Miles de restaurantes de comida latina se distribuyen por la geografía norteamericana. Canales de televisión, radioemisoras, diarios, revistas, libros en español, informan y entretienen a las colonias latinoamericanas. La cultura latinoamericana se ha abierto espacio con cimientos sólidos. La religión católica, con sus cultos y ritos peculiares de festividades, matrimonios, bautizos, procesiones, estimula el fervor espiritual y la solidaridad social en un país necesitado de fortalezas morales.

La concepción de la estructura social latina se basa en enlaces perdurables entre padres, hijos, tíos, sobrinos compadres, padrinos, que se han disociado en la sociedad anglosajona y que son un ejemplo para mitigar los estragos de las separaciones familiares tempranas.

Los votantes latinos ya pesan en elecciones estatales y federales. La influencia se va a incrementar en comicios futuros. Para que las votaciones puedan ser compartidas por demócratas y republicanos, estos deben morigerar o desvanecer su oposición a la legalización de los emigrantes. No deben interpretar el decreto como una maniobra política del presidente demócrata, tras perder las elecciones de legisladores y gobernadores de medio término, sino como el reconocimiento de hecho y derecho de millones de trabajadores que llegaron a las tierras de sus antepasados, no como un gesto de recuperación, sino para establecerse en forma honrada y estable.

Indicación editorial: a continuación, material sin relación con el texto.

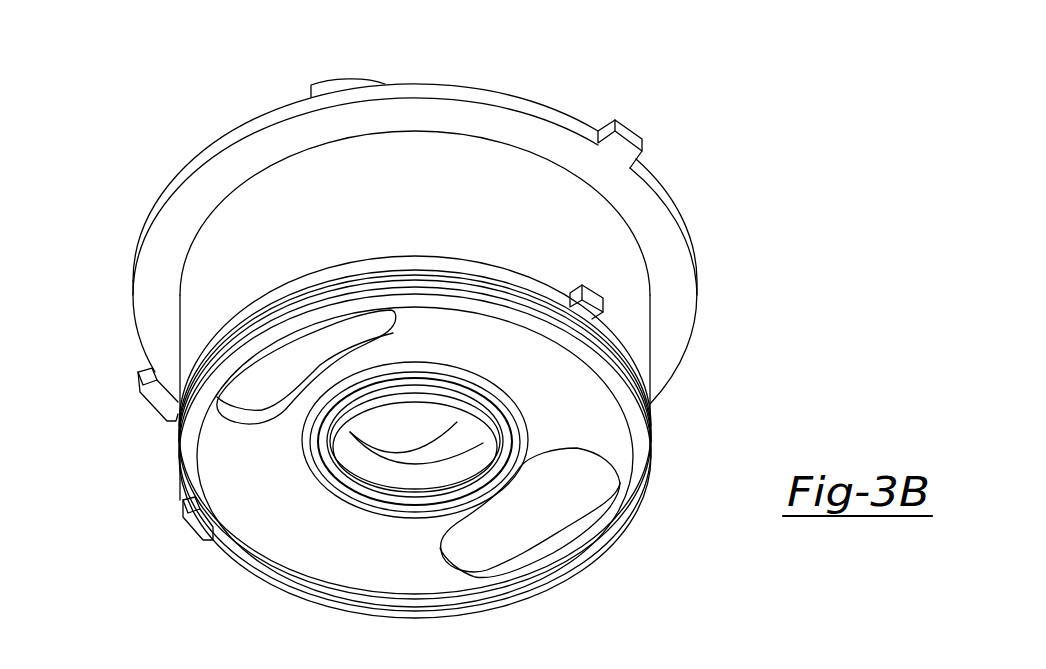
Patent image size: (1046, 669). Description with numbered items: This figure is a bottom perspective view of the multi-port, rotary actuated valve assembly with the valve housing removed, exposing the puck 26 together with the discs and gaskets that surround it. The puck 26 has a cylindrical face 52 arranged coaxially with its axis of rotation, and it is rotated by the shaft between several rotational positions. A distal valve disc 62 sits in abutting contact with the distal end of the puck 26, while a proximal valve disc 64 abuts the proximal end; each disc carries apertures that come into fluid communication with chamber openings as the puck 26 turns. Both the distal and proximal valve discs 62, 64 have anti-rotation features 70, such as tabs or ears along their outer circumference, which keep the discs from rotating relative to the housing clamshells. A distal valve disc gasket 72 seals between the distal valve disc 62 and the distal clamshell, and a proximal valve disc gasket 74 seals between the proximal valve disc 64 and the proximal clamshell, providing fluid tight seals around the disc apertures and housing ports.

The puck 26 is at (662, 312).
The cylindrical face 52 is at (188, 308).
The distal valve disc 62 is at (451, 248).
The proximal valve disc 64 is at (679, 194).
The anti-rotation features 70 is at (630, 130).
The distal valve disc gasket 72 is at (447, 386).
The proximal valve disc gasket 74 is at (260, 96).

Presidentes republicanos como Ronald Reagan y George Bush padre apoyaron a los residentes latinos. Sin embargo, la simpatía debe traducirse en hechos importantes como los de Obama. Estados Unidos debe tener presente el origen de su fundación histórica como consecuencia de una oleada de inmigrantes europeos. Llegaron a las costas norteamericanas huyendo de las persecuciones de fanáticos religiosos opuestos a sus cultos y para labrar mejores condiciones de vida.

Millones de irlandeses, italianos, alemanes, judíos de Europa Oriental arribaron como los mexicanos, guatemaltecos, hondureños, salvadoreños, aunque en distintas condiciones y circunstancias por nuevas disposiciones migratorias. Los europeos llegaron por el mar. Los latinos, por tierra, cruzando ríos, desiertos tórridos, montañas escarpadas. El sueño americano les promete transformar su existencia, por lo que arriesgan muchas veces la vida para radicarse en California, Texas, Arizona o Nuevo México, guiados por un extraño tropismo humano que alienta el restablecimiento en tierras otrora mexicanas, aunque sin fines reivindicativos.